A large majority believe grey listing will mainly lead to reputational damage, and most believe it will make doing business in Malta more difficult. The clearest impact of the grey listing, according to respondents, will be on Malta’s ability to be seen as a
reputable destination to conduct business (84%). This is followed by the ease of doing business in Malta for their
companies (55%) and their future investment decisions (42%).
Among the most common factors listed by respondents on how Malta can become more attractive, reputation, governance, improving the skills base and tackling the grey listing were mentioned as priorities. On the positive side, survey participants listed the benefits of Malta’s attractive corporate tax regime, an English-speaking workforce and competitive labour costs.
The clearest impact of the grey listing, according to respondents, will be on Malta’s ability to be seen as a reputable destination to conduct business (84%). This is followed by the ease of doing business in Malta for their companies (55%) and their future investment decisions (42%).
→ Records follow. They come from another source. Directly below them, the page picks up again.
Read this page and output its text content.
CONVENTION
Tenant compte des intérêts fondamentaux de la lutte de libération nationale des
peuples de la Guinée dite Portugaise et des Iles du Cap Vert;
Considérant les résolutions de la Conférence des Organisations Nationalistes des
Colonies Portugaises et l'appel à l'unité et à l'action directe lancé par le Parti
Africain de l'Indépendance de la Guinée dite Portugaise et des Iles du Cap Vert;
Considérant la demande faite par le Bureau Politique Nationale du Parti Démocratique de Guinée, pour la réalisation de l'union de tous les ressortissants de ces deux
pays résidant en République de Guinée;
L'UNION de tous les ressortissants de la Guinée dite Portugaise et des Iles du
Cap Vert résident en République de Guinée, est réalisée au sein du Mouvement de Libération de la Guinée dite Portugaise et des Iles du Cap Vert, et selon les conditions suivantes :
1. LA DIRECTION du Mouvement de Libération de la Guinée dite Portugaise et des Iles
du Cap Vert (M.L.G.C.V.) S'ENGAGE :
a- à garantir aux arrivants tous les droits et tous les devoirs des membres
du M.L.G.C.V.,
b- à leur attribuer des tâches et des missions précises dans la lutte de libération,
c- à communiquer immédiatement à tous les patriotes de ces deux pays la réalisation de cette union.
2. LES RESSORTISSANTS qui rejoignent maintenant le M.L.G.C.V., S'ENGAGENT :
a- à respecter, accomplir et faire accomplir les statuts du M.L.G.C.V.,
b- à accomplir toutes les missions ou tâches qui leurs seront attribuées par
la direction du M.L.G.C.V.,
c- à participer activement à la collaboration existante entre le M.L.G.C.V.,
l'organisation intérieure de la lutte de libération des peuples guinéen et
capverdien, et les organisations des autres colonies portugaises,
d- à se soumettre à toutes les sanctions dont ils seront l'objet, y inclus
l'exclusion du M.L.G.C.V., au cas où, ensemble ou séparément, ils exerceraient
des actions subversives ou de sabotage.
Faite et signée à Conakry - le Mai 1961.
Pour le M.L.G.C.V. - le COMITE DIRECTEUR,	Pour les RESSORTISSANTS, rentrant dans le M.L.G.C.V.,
Despite grey-listing, 77% of companies still believe their long-term future is in Malta, although there is a slight increase in “no” responses. The last two years have seen only a marginal decline of 3% (from 80% in 2019) in positive responses, although the number of negative responses has increased from 2% in 2019 to 8% in 2020 and 15% this year. Respondents continue to believe that to remain globally competitive Malta’s utmost priority should be a focus on reputation and brand, as well as education and skills. The strengthening of the country’s’ institutions, enforcement and monitoring is also important for many respondents, ranking in third place, followed closely by the development of new economic sectors.
A large majority (80%) believe environmental sustainability is a critical or somewhat important part of their investment strategy. Companies are beginning to place greater emphasis on mitigating their effects on the environment, whether through environmental responsibility (70%), waste reduction (56%) or a reduction in carbon emissions (43%). Almost one third believe that environmental sustainability is critical for their investment strategies, and half believe it is somewhat important.
Introducing the report, EY Partner Ronald Attard called for a new economic model that is less based on numbers – be it the number of cars, tourists, permits or property sales. One that focuses more on well-being and the quality of life of our residents. An economic model where the benefits of an attractive tax system are eclipsed by the strength of our talent pool, digital infrastructure, innovation environment, quality of life and social fabric”.